Monday, September 10, 2007

Mother and Child





I was very glad to get Giang Dinh’s “Mother and Child” for the Tikotin show, and glad too, that by independent decision this image appears on the catalog’s front cover and on the invitation card. For it nicely represents the guiding thought of this show: that origami can sometimes be an art, as high as any of the traditional arts. Mere modesty & self-restraint keep me from saying there are even heights of artistic expression which origami can reach that are not possible in other media of sculpture. (Of course origami has its limitations too.)

If one asks why that is, here—what makes this work art and great art at that—there are some obvious points to start with. Immediately noticeable are the clean modern lines, the long curves and fluid surfaces. Also the work has a manifest simplicity: while there are certainly areas where it is not easy to guess how the thing is folded, the bulk of it, and the main inversion at the bottom, is perfectly obvious and followable by the eye; there are no tricks, what is achieved is achieved without technical sophistication, which is unnecessary and has no place here. Then too, there is a concept expressed: the shy child peering out of its mother’s protective skirts. This is not one of the common variants of the mother & child theme in sculpture, but is closely enough related to them, and on reflection is better expressed in folded paper and in this form of fold than it would be in pretty much any other way. The genetic relation between the figures is signaled both by a repetition of form and the physical continuity of the paper, simple but deep ideas that one recognizes with instant delight.

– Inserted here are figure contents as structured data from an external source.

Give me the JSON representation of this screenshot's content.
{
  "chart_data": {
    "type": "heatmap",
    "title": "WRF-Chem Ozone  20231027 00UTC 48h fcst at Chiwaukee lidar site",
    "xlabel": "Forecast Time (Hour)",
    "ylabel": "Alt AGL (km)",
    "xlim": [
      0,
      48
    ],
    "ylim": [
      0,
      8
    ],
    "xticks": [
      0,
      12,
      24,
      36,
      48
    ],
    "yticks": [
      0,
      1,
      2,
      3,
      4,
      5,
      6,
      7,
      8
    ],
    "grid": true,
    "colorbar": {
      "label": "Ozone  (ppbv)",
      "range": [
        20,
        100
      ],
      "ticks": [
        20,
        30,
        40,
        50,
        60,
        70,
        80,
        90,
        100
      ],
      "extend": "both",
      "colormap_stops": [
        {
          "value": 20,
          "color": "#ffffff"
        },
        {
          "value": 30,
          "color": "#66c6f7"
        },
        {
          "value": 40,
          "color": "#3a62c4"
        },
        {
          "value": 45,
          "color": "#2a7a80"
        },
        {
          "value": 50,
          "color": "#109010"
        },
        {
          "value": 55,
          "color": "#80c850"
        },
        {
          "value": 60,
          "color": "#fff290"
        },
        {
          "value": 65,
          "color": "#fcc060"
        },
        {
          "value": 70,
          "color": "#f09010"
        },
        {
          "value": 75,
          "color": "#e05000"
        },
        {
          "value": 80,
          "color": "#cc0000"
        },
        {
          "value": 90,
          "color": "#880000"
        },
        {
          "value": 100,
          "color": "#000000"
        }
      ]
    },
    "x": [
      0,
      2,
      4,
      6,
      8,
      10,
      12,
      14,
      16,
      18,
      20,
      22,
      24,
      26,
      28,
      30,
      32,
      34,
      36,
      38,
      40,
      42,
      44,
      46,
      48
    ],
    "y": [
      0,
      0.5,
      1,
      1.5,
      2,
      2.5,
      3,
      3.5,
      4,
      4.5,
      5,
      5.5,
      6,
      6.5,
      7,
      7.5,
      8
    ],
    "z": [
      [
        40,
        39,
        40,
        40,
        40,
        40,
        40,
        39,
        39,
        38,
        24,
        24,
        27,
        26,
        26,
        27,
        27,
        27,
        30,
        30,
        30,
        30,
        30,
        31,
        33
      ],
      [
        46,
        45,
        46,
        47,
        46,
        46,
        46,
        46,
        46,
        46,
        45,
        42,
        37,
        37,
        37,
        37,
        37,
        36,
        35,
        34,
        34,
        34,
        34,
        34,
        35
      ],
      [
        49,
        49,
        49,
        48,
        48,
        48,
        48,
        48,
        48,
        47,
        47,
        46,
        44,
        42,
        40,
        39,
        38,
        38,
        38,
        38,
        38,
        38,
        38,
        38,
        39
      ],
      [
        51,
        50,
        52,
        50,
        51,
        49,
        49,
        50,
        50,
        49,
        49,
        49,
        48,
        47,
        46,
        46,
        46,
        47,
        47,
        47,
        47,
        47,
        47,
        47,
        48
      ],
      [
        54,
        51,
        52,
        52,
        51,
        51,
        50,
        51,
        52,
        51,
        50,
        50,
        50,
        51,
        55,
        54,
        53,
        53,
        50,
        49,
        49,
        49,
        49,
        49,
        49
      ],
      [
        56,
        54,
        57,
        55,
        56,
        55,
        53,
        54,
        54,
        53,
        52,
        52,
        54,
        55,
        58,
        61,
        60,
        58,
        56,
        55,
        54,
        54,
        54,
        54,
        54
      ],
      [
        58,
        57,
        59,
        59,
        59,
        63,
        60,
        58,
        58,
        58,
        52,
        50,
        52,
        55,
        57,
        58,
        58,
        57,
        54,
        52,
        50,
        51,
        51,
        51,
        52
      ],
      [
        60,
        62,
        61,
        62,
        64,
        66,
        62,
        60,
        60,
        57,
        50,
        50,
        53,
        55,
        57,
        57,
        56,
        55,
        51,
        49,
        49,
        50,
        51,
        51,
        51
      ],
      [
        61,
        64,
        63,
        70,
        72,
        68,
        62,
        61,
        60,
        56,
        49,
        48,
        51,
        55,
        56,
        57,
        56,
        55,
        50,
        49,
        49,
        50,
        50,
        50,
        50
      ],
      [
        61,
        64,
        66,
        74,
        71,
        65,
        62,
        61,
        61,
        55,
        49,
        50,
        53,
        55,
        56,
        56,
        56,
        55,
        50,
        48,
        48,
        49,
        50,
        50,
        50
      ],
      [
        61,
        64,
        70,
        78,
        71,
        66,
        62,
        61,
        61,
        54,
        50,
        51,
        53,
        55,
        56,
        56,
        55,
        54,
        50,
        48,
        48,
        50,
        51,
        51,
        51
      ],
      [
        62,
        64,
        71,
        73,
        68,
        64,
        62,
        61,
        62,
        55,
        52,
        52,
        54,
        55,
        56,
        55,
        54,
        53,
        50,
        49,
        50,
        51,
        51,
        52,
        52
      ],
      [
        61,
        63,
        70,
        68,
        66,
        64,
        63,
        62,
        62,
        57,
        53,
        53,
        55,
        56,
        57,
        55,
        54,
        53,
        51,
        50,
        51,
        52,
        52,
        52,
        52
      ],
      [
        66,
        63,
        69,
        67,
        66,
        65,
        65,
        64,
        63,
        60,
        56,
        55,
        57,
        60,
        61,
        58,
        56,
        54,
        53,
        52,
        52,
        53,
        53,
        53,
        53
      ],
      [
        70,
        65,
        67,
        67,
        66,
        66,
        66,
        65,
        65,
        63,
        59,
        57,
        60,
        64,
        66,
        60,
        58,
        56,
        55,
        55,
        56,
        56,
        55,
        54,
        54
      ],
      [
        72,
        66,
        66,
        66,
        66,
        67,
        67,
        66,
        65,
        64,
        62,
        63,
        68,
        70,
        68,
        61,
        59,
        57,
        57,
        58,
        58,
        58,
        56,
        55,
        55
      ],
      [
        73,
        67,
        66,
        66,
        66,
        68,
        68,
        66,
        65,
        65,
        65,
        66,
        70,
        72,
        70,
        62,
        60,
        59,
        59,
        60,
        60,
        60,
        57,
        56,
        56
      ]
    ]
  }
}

In the dim recesses of history out of which origami sprang, 800, 1,000, 1,200 years ago—in the rituals of the Shinto religion—paper, white paper, was associated with purification; and folded (and cut) ceremonial representations of humans and deities began to emerge, with folded animals soon to follow. This figural work of Giang Dinh’s has an aspect of purification too, in its whiteness and smooth contours. And it is also religious in its way, though the religion seems more a sort of Christianity; there is the protective mother and child theme itself; and the innocence of the child expressed in its shyness; and the drama of the vaguely nun-like robes. That drama and the odd externality of it—mystery expressed through concealment, enrobement; individuality scaled back to just a face and a gesture—also has associations with the traditional stage performances of Southeast Asia, a fact far more explicit in the other work by Giang Dinh in this show, his series “The Dance”. But it is “Mother and Child” which brings together tradition with modernity, ideas of origin and purity and innocence with replication and continuity, and a new fusion of East and West in a single lithe, iconic package. I take my hat off.